TEKIAH: Other femme hardcore bands for sure like G.L.O.S.S., I.C.E., Heavy Hands, and Firewalker.
SAMANTHA: Minor Threat.
What’s your favorite part of making music: the writing process, the recording, or performing in front of a crowd?
TEKIAH: I love writing new songs. It's so cool to hear the finished product and think, wow we made this together.
What music do you own or listen to frequently that you feel a typical fan of yours may be surprised you enjoy?
TEKIAH: I listed to a lot of do wop like the Shirelles, the Chantels and the Supremes.
CHRIS: I listen to a ton of music that isn’t punk and certainly isn’t “hardcore” - Hip hop (like Run the Jewels, A Tribe Called Quest, Pharcyde), soul (like Wilson Picket, Otis Redding, Nina Simone), classic rock (like Neil Young, Big Star), indie rock (like Belle & Sebastian, Elliot Smith, Guided by Voices), etc.
SAM: Country/Bluegrass (Clifton Hicks, The Stanley Brothers, Stringbean, Dwight Yoakam); anything that Buddy Rich has been a part of.
Never mind the critics, what in your opinion has been your band’s most shining moment so far?
TEKIAH: Definitely our benefit for the Network for Reproductive Options. Samantha and I booked that show together and it had a really good turnout. All the bands were rad.
SAMANTHA: The show made over $500 for abortion access. We were fundraising as part of a nationwide event to raise funds for organizations that help people pay for abortion when they don’t have enough money or health insurance. There was a punk team called Pick Your Kingpin.

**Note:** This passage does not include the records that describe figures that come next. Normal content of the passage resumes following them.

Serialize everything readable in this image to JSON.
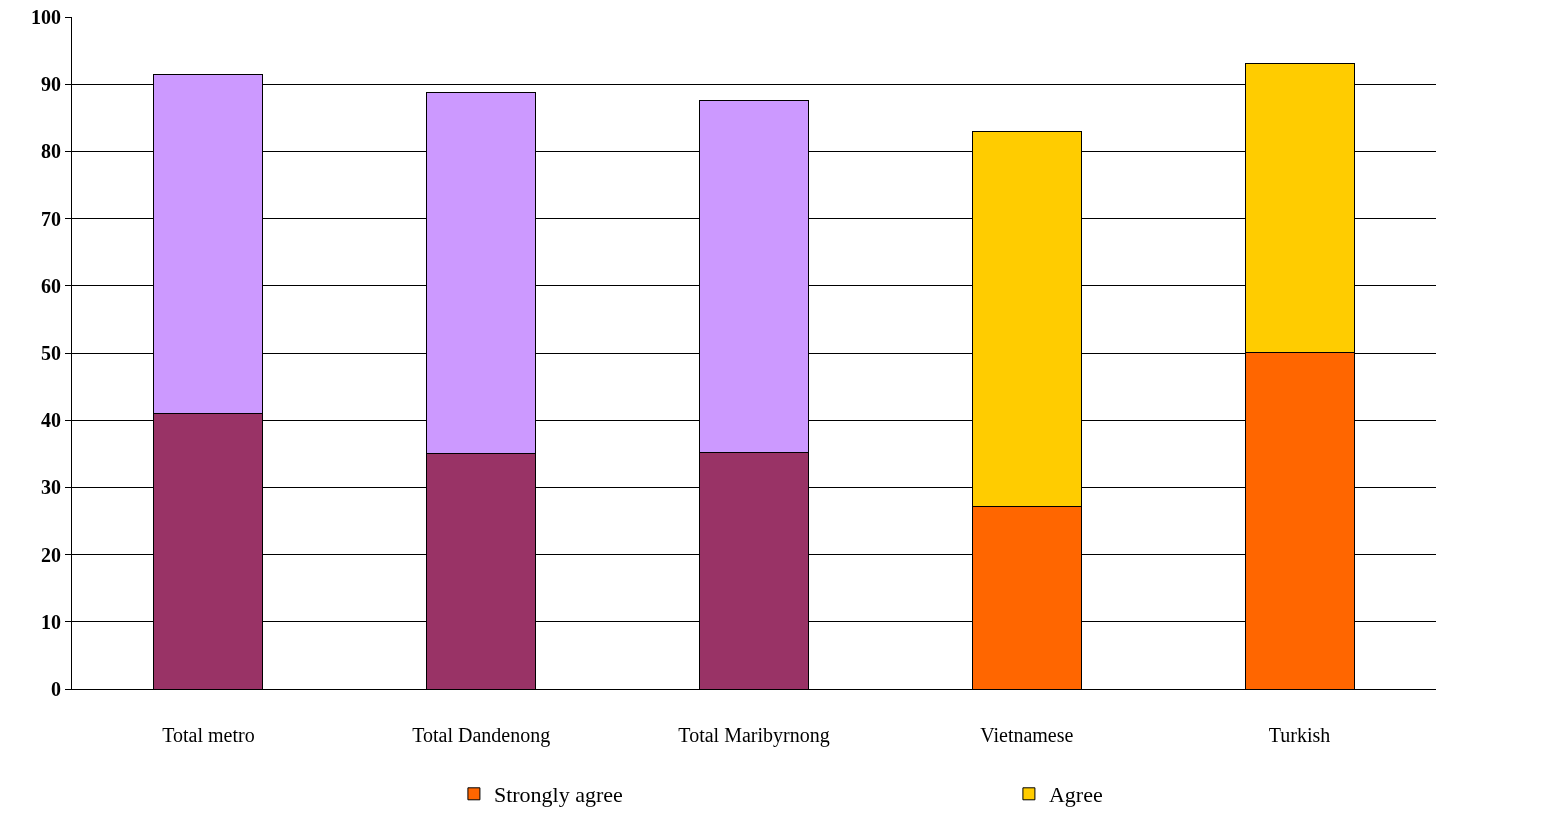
{
  "chart_data": {
    "type": "bar",
    "stacked": true,
    "categories": [
      "Total metro",
      "Total Dandenong",
      "Total Maribyrnong",
      "Vietnamese",
      "Turkish"
    ],
    "series": [
      {
        "name": "Strongly agree",
        "color": "#ff6600",
        "colors": [
          "#993366",
          "#993366",
          "#993366",
          "#ff6600",
          "#ff6600"
        ],
        "values": [
          41,
          35,
          35.2,
          27.2,
          50.1
        ]
      },
      {
        "name": "Agree",
        "color": "#ffcc00",
        "colors": [
          "#cc99ff",
          "#cc99ff",
          "#cc99ff",
          "#ffcc00",
          "#ffcc00"
        ],
        "values": [
          50.5,
          53.7,
          52.4,
          55.8,
          43
        ]
      }
    ],
    "ylim": [
      0,
      100
    ],
    "yticks": [
      0,
      10,
      20,
      30,
      40,
      50,
      60,
      70,
      80,
      90,
      100
    ],
    "grid": "y",
    "legend": "bottom"
  }
}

Do you ever feel like underground culture meant more to past generations that had to actually invest time and money into going to shows and record stores to discover new music as opposed to just using Google and Youtube on their phones?
TEKIAH: I think it still means just as much. Having the internet just means you can actually listen to a record before buying it instead of thinking the cover looks cool and buying it.
CHRIS: People spend too much time pining for “the good old days” I think nostalgia can be a destructive force that keeps people from living in the moment and/or moving forward. In regards to how people consume music, I mean sure, I look back fondly on the days that I had to pick up a record based solely on a recommendation, review, and whether or not the cover looked “cool.” But I also ended up with a stack of shitty fucking records as a result.
SAMANTHA: No. It’s great that people can access music really quickly. Maximum RocknRoll is undertaking the project of digitalizing their massive vinyl archive and creating a searchable database of the collection and music reviews. Having music online helps it be accessible. Not everyone can afford to buy an obscure, old, out of print $300 7”, and not everyone wants to. You can donate to the MRR archive project here: http://bit.ly/1VSIHzN.
What is the best way people can hear and get a hold of your music?
TEKIAH: Machoboys.bandcamp.com, you can buy our demo tape through there.
What lies ahead for the band in 2016?TEKIAH: We're going on a short tour to California at the end of August and trying to record another demo tape. I've never been on tour so I can't wait!!!